RasterFrames can also read from GeoTrellis catalogs and layers.

Single Rasters

The simplest way to use the raster reader is with a single raster from a single URI or file. In the examples that follow we’ll be reading from a Sentinel-2 scene stored in an AWS S3 bucket.

rf = spark.read.raster('https://s22s-test-geotiffs.s3.amazonaws.com/luray_snp/B02.tif')
rf.printSchema()
root
 |-- proj_raster_path: string (nullable = false)
 |-- proj_raster: struct (nullable = true)
 |    |-- tile_context: struct (nullable = true)
 |    |    |-- extent: struct (nullable = false)
 |    |    |    |-- xmin: double (nullable = false)
 |    |    |    |-- ymin: double (nullable = false)
 |    |    |    |-- xmax: double (nullable = false)
 |    |    |    |-- ymax: double (nullable = false)
 |    |    |-- crs: struct (nullable = false)
 |    |    |    |-- crsProj4: string (nullable = false)
 |    |-- tile: tile (nullable = false)

The file at the address above is a valid Cloud Optimized GeoTIFF (COG), which RasterFrames fully supports. RasterFrames will take advantage of the optimizations in the COG format to enable more efficient reading compared to non-COG GeoTIFFs.

Let’s unpack the proj_raster column and look at the contents in more detail.
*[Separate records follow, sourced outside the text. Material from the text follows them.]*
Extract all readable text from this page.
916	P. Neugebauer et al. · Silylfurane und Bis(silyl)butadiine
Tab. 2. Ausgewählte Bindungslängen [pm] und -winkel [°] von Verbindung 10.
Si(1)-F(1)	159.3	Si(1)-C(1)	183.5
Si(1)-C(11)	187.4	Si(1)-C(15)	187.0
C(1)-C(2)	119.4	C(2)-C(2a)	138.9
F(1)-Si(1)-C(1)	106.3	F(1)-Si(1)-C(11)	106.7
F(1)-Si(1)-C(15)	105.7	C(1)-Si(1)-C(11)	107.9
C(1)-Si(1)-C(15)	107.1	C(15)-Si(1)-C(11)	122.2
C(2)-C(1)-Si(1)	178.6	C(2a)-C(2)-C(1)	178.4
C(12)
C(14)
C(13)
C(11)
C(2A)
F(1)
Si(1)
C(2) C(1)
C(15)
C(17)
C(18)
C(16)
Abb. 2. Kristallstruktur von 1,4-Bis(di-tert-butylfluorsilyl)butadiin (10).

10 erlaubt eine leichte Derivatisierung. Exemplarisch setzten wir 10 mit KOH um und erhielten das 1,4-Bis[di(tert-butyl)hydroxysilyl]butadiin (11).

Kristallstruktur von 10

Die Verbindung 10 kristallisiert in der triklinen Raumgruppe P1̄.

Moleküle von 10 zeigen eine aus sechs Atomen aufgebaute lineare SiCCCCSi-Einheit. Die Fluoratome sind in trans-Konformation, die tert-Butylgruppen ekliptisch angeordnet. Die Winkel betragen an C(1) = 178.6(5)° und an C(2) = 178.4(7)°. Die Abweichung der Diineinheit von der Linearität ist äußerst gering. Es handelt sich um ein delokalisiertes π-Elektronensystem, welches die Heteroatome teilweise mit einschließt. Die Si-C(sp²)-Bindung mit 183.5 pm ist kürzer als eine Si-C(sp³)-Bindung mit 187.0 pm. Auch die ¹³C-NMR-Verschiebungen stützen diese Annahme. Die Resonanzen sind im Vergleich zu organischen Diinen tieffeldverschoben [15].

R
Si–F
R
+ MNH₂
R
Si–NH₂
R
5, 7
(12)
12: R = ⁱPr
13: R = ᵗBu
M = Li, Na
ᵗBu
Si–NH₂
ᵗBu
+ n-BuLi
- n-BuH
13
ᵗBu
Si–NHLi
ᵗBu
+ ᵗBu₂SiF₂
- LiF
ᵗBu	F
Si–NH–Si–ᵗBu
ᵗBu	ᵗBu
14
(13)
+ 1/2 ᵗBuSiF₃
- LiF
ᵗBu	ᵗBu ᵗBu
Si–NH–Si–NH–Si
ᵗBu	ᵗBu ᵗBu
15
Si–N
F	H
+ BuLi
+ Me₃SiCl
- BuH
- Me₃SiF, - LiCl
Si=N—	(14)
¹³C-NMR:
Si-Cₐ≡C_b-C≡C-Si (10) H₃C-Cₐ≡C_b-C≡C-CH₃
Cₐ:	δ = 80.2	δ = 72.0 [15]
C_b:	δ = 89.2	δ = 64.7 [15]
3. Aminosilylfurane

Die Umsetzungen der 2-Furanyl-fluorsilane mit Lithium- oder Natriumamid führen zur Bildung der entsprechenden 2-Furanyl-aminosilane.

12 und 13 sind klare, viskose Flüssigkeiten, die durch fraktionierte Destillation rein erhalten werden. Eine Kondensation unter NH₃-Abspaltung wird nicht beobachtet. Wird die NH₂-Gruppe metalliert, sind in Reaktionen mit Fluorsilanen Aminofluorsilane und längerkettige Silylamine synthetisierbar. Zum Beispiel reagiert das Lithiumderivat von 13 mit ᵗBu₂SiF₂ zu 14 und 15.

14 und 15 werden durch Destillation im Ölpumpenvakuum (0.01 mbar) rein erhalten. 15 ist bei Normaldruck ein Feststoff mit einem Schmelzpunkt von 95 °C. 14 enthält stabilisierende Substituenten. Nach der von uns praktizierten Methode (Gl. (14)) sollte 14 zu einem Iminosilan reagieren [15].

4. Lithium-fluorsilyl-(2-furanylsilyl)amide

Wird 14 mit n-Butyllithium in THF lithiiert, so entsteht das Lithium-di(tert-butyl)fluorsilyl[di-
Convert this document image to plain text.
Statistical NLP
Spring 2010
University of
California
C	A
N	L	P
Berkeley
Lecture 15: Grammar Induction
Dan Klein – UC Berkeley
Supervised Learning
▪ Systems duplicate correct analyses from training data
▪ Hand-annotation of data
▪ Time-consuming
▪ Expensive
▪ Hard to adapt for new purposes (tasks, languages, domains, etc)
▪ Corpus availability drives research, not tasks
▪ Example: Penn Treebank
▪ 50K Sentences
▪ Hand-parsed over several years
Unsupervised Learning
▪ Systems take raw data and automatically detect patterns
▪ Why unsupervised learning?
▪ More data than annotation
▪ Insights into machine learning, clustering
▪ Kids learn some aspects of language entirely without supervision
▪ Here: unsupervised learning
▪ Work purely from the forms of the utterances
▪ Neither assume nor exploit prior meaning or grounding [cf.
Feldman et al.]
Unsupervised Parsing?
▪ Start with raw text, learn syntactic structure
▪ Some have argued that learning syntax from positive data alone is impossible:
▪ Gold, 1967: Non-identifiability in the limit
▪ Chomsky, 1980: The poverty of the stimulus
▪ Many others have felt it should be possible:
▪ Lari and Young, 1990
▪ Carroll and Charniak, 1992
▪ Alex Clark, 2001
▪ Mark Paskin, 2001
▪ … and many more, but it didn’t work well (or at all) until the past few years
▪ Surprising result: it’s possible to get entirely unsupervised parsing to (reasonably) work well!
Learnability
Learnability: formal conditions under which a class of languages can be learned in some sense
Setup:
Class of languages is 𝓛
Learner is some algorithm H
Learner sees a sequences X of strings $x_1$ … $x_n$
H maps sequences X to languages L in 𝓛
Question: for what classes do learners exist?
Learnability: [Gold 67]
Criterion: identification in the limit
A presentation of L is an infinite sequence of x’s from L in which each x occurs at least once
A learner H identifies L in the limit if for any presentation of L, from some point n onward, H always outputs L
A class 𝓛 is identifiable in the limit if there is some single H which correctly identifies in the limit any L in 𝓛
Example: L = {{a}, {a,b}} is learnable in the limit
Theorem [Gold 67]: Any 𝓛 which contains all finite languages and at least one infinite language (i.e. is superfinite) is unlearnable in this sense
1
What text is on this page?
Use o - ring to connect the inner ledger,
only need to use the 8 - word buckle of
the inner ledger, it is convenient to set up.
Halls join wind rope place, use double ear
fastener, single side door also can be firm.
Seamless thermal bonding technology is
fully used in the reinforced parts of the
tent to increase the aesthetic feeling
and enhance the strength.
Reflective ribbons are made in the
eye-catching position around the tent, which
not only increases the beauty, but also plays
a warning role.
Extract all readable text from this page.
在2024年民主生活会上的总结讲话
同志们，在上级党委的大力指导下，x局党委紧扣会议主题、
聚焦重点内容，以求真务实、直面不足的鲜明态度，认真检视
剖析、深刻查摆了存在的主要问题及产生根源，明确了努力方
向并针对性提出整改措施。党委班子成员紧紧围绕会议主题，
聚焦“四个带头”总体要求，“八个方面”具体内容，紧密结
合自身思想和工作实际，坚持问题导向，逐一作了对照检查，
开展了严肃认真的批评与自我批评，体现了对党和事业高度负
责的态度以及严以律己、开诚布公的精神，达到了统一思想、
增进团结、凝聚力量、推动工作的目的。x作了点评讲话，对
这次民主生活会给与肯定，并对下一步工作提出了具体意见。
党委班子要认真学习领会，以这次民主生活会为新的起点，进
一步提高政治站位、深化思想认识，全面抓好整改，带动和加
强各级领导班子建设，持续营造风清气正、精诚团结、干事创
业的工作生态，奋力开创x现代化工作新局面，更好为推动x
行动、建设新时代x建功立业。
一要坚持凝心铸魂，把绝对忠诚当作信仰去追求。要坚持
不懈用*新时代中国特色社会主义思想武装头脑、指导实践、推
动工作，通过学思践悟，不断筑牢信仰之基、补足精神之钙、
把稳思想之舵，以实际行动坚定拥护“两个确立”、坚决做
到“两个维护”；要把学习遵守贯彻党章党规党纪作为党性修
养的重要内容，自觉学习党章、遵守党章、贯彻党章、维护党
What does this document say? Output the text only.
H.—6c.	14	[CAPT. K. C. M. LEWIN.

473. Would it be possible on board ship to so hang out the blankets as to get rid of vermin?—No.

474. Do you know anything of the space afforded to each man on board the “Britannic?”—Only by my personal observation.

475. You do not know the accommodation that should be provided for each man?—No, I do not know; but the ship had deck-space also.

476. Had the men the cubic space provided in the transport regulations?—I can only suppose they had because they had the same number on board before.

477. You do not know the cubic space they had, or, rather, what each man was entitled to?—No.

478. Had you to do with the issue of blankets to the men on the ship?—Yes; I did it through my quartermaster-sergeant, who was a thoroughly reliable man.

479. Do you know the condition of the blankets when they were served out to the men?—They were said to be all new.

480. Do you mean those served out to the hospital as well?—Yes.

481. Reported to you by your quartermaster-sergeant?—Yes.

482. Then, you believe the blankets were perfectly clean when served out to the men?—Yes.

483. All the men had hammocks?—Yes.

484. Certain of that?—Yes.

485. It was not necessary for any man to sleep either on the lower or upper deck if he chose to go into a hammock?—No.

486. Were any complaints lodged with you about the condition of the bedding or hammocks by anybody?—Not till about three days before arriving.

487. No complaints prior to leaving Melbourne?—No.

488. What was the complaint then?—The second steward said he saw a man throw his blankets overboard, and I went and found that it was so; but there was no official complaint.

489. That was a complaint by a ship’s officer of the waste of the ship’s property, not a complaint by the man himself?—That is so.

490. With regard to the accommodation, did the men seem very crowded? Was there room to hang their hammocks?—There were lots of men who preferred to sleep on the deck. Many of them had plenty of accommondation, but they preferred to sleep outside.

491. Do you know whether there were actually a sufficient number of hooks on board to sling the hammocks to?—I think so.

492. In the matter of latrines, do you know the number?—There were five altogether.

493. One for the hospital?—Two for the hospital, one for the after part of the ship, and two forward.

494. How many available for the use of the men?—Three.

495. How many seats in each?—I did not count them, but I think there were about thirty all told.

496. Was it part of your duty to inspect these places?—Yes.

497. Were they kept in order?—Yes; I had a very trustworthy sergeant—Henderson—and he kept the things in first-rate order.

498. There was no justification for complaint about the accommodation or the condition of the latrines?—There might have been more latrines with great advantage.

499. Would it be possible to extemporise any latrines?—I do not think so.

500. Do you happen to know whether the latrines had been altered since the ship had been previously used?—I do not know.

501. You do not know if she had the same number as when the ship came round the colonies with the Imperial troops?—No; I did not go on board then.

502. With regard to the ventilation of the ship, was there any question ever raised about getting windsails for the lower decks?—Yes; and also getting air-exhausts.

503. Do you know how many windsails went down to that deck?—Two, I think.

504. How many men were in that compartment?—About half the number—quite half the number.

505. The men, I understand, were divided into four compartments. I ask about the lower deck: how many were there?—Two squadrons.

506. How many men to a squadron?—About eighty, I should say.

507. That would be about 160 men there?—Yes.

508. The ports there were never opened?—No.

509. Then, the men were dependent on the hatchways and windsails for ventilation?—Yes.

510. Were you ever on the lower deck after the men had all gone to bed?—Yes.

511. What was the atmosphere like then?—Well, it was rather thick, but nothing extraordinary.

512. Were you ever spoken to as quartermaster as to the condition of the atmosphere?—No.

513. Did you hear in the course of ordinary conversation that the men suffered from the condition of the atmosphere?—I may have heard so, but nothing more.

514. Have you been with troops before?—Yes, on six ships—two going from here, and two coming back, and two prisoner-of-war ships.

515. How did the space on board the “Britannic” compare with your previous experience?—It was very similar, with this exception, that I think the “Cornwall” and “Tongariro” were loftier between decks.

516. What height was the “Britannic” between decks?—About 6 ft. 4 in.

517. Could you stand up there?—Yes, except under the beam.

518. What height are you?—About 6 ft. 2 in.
It contains a CRS, a spatial extent measured in that CRS, and a two-dimensional array of numeric values called a tile.

crs = rf.select(rf_crs("proj_raster").alias("value")).first()
print("CRS", crs.value.crsProj4)
CRS +proj=utm +zone=17 +datum=WGS84 +units=m +no_defs
rf.select(
    rf_extent("proj_raster").alias("extent"),
    rf_tile("proj_raster").alias("tile")
)

Showing only top 5 rows.

extent tile
[699960.0, 4284660.0, 715320.0, 4300020.0]
[715320.0, 4284660.0, 730680.0, 4300020.0]
[730680.0, 4284660.0, 746040.0, 4300020.0]
[746040.0, 4284660.0, 761400.0, 4300020.0]
[761400.0, 4284660.0, 776760.0, 4300020.0]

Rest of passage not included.